Identifying MIB1 as a novel gene causing Bicuspid Aortic Valve

Introduction: Bicuspid aortic valve (BAV) is the commonest congenital heart valvular malformation. Although BAV has a major heritable component, most of the involved genes are unknown. Low penetrance and high genetic heterogeneity make identification of causative genes challenging. We used familial and population genetic bioinformatic analysis complemented by mice model and identified MIB1 as a causative gene for BAV.

Material and Methods: In silico analyses of exome sequencing in a familial cohort (28 pedigrees, n=70) were initially used. Next, burden tests were performed to compare rare variants in a replication cohort of 446 BAV cases to unaffected cohort from gnomAD database. Genotyping data of additional 452 BAV cases and 1849 matched controls were used as a second independent replication cohort. The resulted were verified in a signaling assay as well as via in vivo CRISPR-Cas mice models.

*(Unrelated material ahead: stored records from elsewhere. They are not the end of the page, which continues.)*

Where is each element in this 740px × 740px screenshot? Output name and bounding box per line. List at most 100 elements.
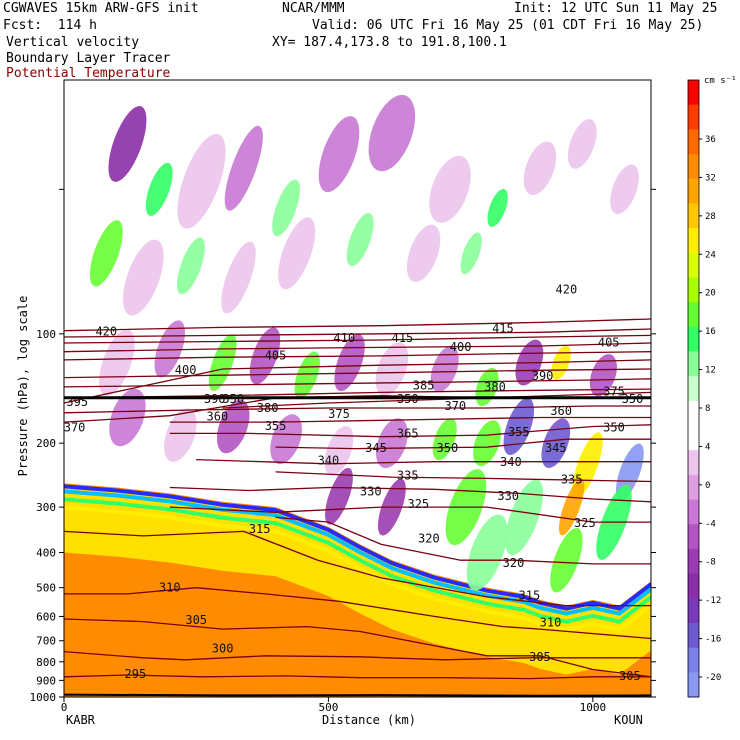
contour-label: 330 bbox=[497, 489, 519, 503]
colorbar-frame bbox=[687, 79, 700, 698]
x-axis: 0 500 1000 bbox=[61, 697, 606, 714]
colorbar-swatch bbox=[688, 400, 699, 427]
contour-label: 395 bbox=[66, 395, 88, 409]
theta-contour-410 bbox=[64, 334, 651, 344]
colorbar-swatch bbox=[688, 154, 699, 180]
theta-contour-315 bbox=[64, 530, 651, 607]
colorbar-swatch bbox=[688, 376, 699, 402]
colorbar-swatch bbox=[688, 302, 699, 328]
contour-label: 400 bbox=[175, 363, 197, 377]
contour-label: 370 bbox=[444, 399, 466, 413]
velocity-blob bbox=[473, 420, 502, 467]
ground-line bbox=[64, 693, 651, 697]
init-time: Init: 12 UTC Sun 11 May 25 bbox=[514, 1, 718, 16]
colorbar-swatch bbox=[688, 450, 699, 476]
x-tick-label: 1000 bbox=[580, 701, 607, 714]
contour-label: 370 bbox=[64, 421, 86, 435]
surface-edge-band bbox=[64, 505, 651, 632]
contour-label: 325 bbox=[407, 497, 429, 511]
x-tick-label: 0 bbox=[61, 701, 68, 714]
colorbar-swatch bbox=[688, 252, 699, 278]
contour-label: 320 bbox=[418, 532, 440, 546]
velocity-blob bbox=[272, 179, 301, 237]
velocity-blob bbox=[270, 414, 302, 465]
contour-label: 300 bbox=[212, 641, 234, 655]
surface-edge-band bbox=[64, 489, 651, 616]
velocity-blob bbox=[406, 224, 441, 282]
colorbar-label: -12 bbox=[705, 596, 721, 606]
theta-contour-350 bbox=[169, 424, 651, 438]
y-tick-label: 300 bbox=[36, 501, 56, 514]
contour-label: 420 bbox=[95, 325, 117, 339]
velocity-blob bbox=[429, 155, 471, 223]
contour-label: 350 bbox=[397, 392, 419, 406]
velocity-blob bbox=[177, 133, 226, 229]
theta-contour-305 bbox=[64, 618, 651, 678]
velocity-blob bbox=[278, 217, 316, 290]
contour-label: 310 bbox=[540, 616, 562, 630]
contour-label: 365 bbox=[397, 427, 419, 441]
colorbar-swatch bbox=[688, 474, 699, 501]
plot-area: 420 395 370 400 390 360 355 380 405 410 375 340 345 3… bbox=[63, 79, 652, 698]
y-tick-label: 600 bbox=[36, 610, 56, 623]
velocity-blob bbox=[375, 418, 408, 469]
velocity-blob bbox=[145, 162, 173, 216]
model-title: CGWAVES 15km ARW-GFS init bbox=[3, 1, 199, 16]
velocity-blob bbox=[432, 418, 457, 461]
velocity-blob bbox=[503, 398, 535, 456]
contour-label: 310 bbox=[159, 580, 181, 594]
contour-label: 375 bbox=[603, 384, 625, 398]
contour-label: 400 bbox=[450, 340, 472, 354]
colorbar-label: 24 bbox=[705, 250, 716, 260]
velocity-blob bbox=[334, 334, 365, 392]
contour-label: 335 bbox=[561, 472, 583, 486]
velocity-blob bbox=[541, 418, 571, 468]
colorbar-swatch bbox=[688, 80, 699, 106]
theta-contour-345 bbox=[275, 438, 651, 450]
colorbar-swatch bbox=[688, 598, 699, 624]
contour-label: 375 bbox=[328, 407, 350, 421]
y-tick-label: 200 bbox=[36, 437, 56, 450]
colorbar-label: 0 bbox=[705, 481, 710, 491]
y-tick-label: 700 bbox=[36, 635, 56, 648]
velocity-blob bbox=[505, 479, 544, 556]
theta-contour-330 bbox=[169, 486, 651, 503]
x-tick-label: 500 bbox=[318, 701, 338, 714]
contour-label: 380 bbox=[484, 380, 506, 394]
theta-contour-335 bbox=[275, 471, 651, 483]
velocity-blob bbox=[589, 354, 617, 397]
theta-contour-385 bbox=[64, 378, 651, 388]
theta-contour-400 bbox=[64, 351, 651, 361]
contour-label: 340 bbox=[500, 455, 522, 469]
colorbar-units: cm s⁻¹ bbox=[704, 76, 737, 86]
contour-label: 325 bbox=[574, 516, 596, 530]
contour-label: 335 bbox=[397, 469, 419, 483]
theta-contours bbox=[64, 318, 651, 697]
colorbar-label: 28 bbox=[705, 212, 716, 222]
y-tick-label: 500 bbox=[36, 582, 56, 595]
contour-label: 350 bbox=[603, 421, 625, 435]
velocity-blob bbox=[324, 426, 354, 476]
y-tick-label: 1000 bbox=[30, 691, 57, 704]
colorbar-label: 32 bbox=[705, 173, 716, 183]
velocity-blob bbox=[109, 388, 146, 447]
x-axis-label: Distance (km) bbox=[322, 713, 416, 727]
forecast-hour: Fcst: 114 h bbox=[3, 18, 97, 33]
contour-label: 390 bbox=[532, 369, 554, 383]
colorbar-swatch bbox=[688, 524, 699, 550]
contour-label: 305 bbox=[529, 650, 551, 664]
contour-label: 350 bbox=[622, 392, 644, 406]
contour-label: 385 bbox=[413, 379, 435, 393]
colorbar-swatch bbox=[688, 425, 699, 451]
colorbar-label: 12 bbox=[705, 366, 716, 376]
contour-label: 330 bbox=[360, 484, 382, 498]
colorbar-label: -8 bbox=[705, 558, 716, 568]
field-potential-temperature: Potential Temperature bbox=[6, 66, 171, 81]
contour-label: 360 bbox=[550, 404, 572, 418]
theta-contour-360 bbox=[64, 405, 651, 414]
contour-label: 410 bbox=[333, 331, 355, 345]
velocity-blob bbox=[294, 351, 320, 399]
y-axis: 100 200 300 400 500 600 700 800 900 1000 bbox=[30, 188, 656, 704]
velocity-blob bbox=[487, 188, 508, 227]
colorbar-label: 20 bbox=[705, 289, 716, 299]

Results and Discussion: We identified predicted damaging variants. MIB1 is an E3 ligase essential for NOTCH signaling activation, a key pathway in heart development. BAV cases presented significant enrichment for rare and predicted damaging mutations compared to ethnically matched controls (p=0.02). Genotyping data analysis identified risk genetic haplotypes in MIB1, which were significantly associated with BAV (p=0.017). The identified MIB1 nonsense variants showed loss of interaction with their substrate, failing to activate NOTCH downstream pathway in cell-based signaling assay. Mouse models of Mib1 inactivation and a knock-in of a missense variant found in our BAV family developed BAV.

Conclusions: We identified MIB1 as a novel gene causing BAV using human genetic, cellular, and animal models. Given the importance of the gene in NOTCH signaling, our results underscore the role of this pathway in the pathophysiology of BAV, recognizing the first driver pathway for BAV, which is a potential target for diagnostic and therapeutic interventions.